According to an Idaho Health and Welfare Department investigation, Walks was among 10 patients put at risk in the Silverton hospital’s emergency room because medical staff was inadequate.

Those problems have been resolved, said John Hathaway, chief of the state’s Bureau of Facilities Standards, so people now can be confident about going to the SVMC emergency room.

Responding to complaints, the bureau looked into the care of 29 people last spring. Investigators concluded that “Patients did not receive adequate medical screenings, nursing staff and others were unaware of hospital policies and procedures, physician on-call schedules were inadequate, and patients (including two with unstable medical conditions) were not seen and/or treated by a physician in the emergency room.”

SVMC can’t afford to pay a doctor to staff its emergency room. Instead, doctors are called in as needed.

Now, two doctors share the duties and the emergency room is open from 7 a.m. to 10 p.m. When Linda Walks’ epileptic seizure sent her there, it was open 24 hours a day. Christensen was the only doctor.

Linda Walks, now 52, went into a seizure about 3 a.m. Her husband gave her oxygen. When that didn’t help, he called the ambulance. He told the crew he wanted her taken to Shoshone Medical Center in Kellogg, where her doctor works.

But paramedics said they had to take her to SVMC, which was 10 minutes closer, because her condition was unstable. They called the hospital to make sure a doctor would be there. A nurse called Christensen, ultimately talking with him three times.

Apparently, everyone thought the doctor was on his way.

The doctor ordered medications for Walks, but didn’t make it in to see her during the one hour she was at SVMC. Last week, standing in the emergency room, Christensen said he had been too sick that night to get out of bed. He insisted it made no difference to the care Walks received.
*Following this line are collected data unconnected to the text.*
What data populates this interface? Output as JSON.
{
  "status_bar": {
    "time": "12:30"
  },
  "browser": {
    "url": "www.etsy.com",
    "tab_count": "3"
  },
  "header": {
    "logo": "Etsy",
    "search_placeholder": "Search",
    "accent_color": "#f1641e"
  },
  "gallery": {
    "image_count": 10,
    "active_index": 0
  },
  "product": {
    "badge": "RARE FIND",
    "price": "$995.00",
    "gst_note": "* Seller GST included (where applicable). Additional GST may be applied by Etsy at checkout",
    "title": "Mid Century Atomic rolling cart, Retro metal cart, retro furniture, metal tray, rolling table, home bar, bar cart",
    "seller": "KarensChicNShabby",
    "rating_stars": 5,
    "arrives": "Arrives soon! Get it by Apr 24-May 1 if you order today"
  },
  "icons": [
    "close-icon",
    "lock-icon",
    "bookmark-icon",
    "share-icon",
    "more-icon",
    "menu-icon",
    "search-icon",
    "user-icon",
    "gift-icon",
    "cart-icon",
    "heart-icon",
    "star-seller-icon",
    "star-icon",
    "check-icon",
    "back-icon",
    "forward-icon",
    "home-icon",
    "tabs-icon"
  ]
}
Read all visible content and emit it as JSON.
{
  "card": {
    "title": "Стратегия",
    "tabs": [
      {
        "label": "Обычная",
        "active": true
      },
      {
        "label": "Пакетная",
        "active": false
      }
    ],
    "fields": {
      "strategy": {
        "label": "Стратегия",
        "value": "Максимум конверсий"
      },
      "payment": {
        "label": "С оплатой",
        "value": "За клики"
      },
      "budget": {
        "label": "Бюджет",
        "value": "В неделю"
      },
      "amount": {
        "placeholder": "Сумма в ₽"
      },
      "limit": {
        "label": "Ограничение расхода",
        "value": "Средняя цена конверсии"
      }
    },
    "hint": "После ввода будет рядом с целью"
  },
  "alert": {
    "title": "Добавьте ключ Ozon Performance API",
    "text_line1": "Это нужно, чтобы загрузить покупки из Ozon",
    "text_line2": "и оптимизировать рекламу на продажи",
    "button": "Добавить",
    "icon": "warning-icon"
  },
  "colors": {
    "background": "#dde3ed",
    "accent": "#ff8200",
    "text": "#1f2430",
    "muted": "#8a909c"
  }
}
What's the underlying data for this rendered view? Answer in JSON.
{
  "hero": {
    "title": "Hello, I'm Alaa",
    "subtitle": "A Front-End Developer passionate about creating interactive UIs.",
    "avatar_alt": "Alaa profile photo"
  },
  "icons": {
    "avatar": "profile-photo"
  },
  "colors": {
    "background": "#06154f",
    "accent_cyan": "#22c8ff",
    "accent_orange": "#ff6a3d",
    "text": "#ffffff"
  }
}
“She got absolutely the best treatment she could’ve gotten whether there had been a doctor here or not,” he said.

In his response to the state investigation, hospital administrator David Hughes wrote, “All measures of the ER staff clearly heroic. Net result is patient survived with no neuro impairment.”

In an interview, Hughes clarified that he meant Walks had not been brain-damaged because of anything that happened at SVMC.

Attorney Owens said he will prove otherwise. Standard medical protocol wasn’t followed, he said, so Linda Walks’ brain was deprived of oxygen and she will never be the same.

Walks was taken that morning from SVMC to Shoshone Medical Center where, David Walks said, a doctor was waiting at the door.